Hearing loss, vision loss and deaf-blind are literally three different disabilities. Unfortunately, the deaf-blind do not have many avenues for support other than deaf groups or blind groups. We struggle trying to fit into those groups for one reason or another. We can't see ASL that well, or can't hear the blind during their conversations in a group. For me, it was difficult to see the live captions. So these groups are only accessible to those who are for that particular disability. They claim they are "open" but that has not been my experience. Their inability to understand that having a vision loss really significantly makes communicaiton more challenging ws interesting. That they would have discussions how frustrated they would be with hearing people, just as much how I felt frustrated with them. They think hearing people need to be more open and understanding, but what about them? let's turn the tables to another disability, and they didn't understand themsevles.

The hearing loss world is complex. There are different groups within hearing loss. The later deafened group where the person became deaf later in life. There is the /hard-of-hearing group, where they have partial hearing. Then there is the culturally deaf (deaf community) group. The culturally deaf have their culture based around sign language.Then there are deaf individuals who never learned sign, but were born deaf. They a re not invovled with the deaf culture.

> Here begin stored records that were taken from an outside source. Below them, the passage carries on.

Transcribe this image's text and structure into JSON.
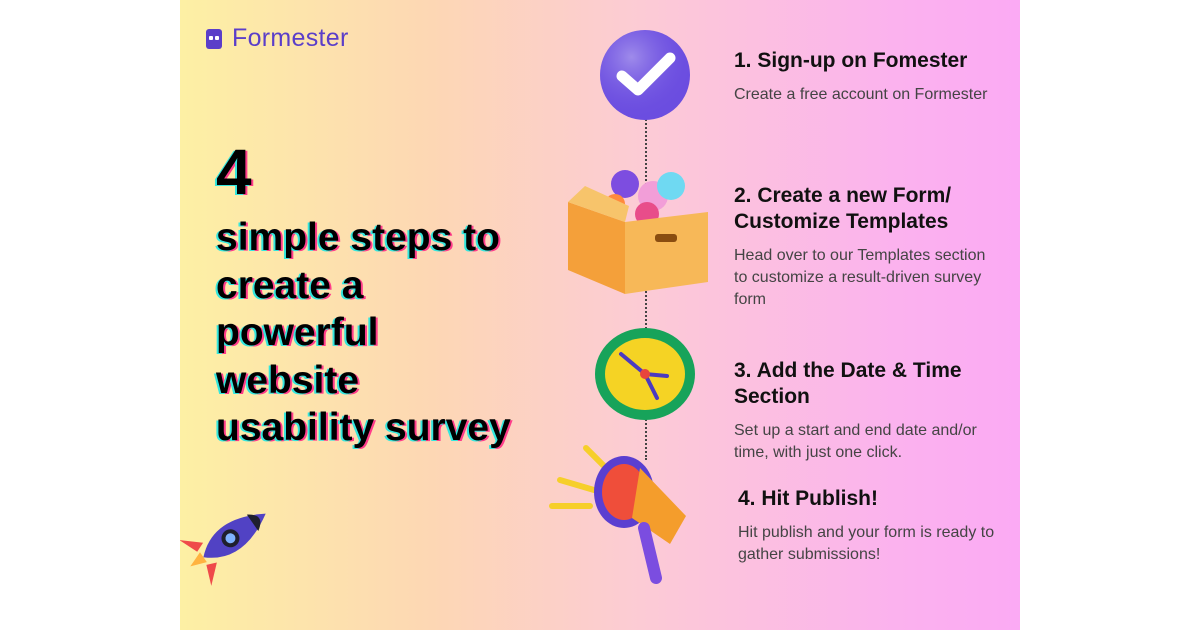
{
  "brand": {
    "name": "Formester",
    "icon": "formester-logo-icon"
  },
  "headline": {
    "number": "4",
    "text": "simple steps to create a powerful website usability survey"
  },
  "steps": [
    {
      "title": "1. Sign-up on Fomester",
      "description": "Create a free account on Formester",
      "icon": "checkmark-icon"
    },
    {
      "title": "2. Create a new Form/ Customize Templates",
      "description": "Head over to our Templates section to customize a result-driven survey form",
      "icon": "box-icon"
    },
    {
      "title": "3. Add the Date & Time Section",
      "description": "Set up a start and end date and/or time, with just one click.",
      "icon": "clock-icon"
    },
    {
      "title": "4. Hit Publish!",
      "description": "Hit publish and your form is ready to gather submissions!",
      "icon": "megaphone-icon"
    }
  ],
  "colors": {
    "brand": "#5b3ec9",
    "gradient_left": "#fdf0a4",
    "gradient_right": "#fbaaf4",
    "shadow_cyan": "#34e6dd",
    "shadow_pink": "#ff3c8a"
  }
}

The deaf community is rich and they do not feel isolated from their world. Today there is captioned TV, text messaging, video phone and deaf cultured events that keep many deaf active in a rich social life. Unlike the later deafened adults, the culturally deaf feel very accepted and satisfied with their culture. They have a strong network of community. I started to learn sign and be apart of a deaf community when I was ten years old. Those who are later deafened have adjustments and challenges to make. They had a hearing life, communicating to the world by way of speech, and now it was taken away from them. They seem to not adjust as well and feel more isolated. Some adapt very well, others have their challenges.

To want to be deaf or want to be blind over the other is a preference. One isn't truly worse than the other, that is subjective and it is about the needs of each individual. I enjoy driving. I enjoy viewing and seeing our gorgeous National Parks and National Wildlife Refuges. I enjoy watching people's facial expressions, I love observing behavior in animals, I love watching a sunset. These are rich things in my life that I feel they are slipping away as my vision becomes worse. But today, I can still see natural beauty and can still at least drive in the day time. For that, I can say I'm blessed. I would prefer my vision over my hearing. But again, I don't have a choice, I have to deal with what I have and cherish what I have while I have it.

Read about others opinion what they would rather have, their vision or their hearing and they will give you their answer unique from someone else. This is becauuse it is a personal and individudal thing. It is subjective and a preference. It doesn't mean one is worse than the other, it is what it means to the person and how they live their lives. What makes their life rich. Some people are auditory learners and some are visual learners. You can't say one learning style is better than the other. It isn't, each person is an individual, and use what is best for them. So there is no answer what is worse or better to live with, it is just opinion and the person's individual choice what they would prefer.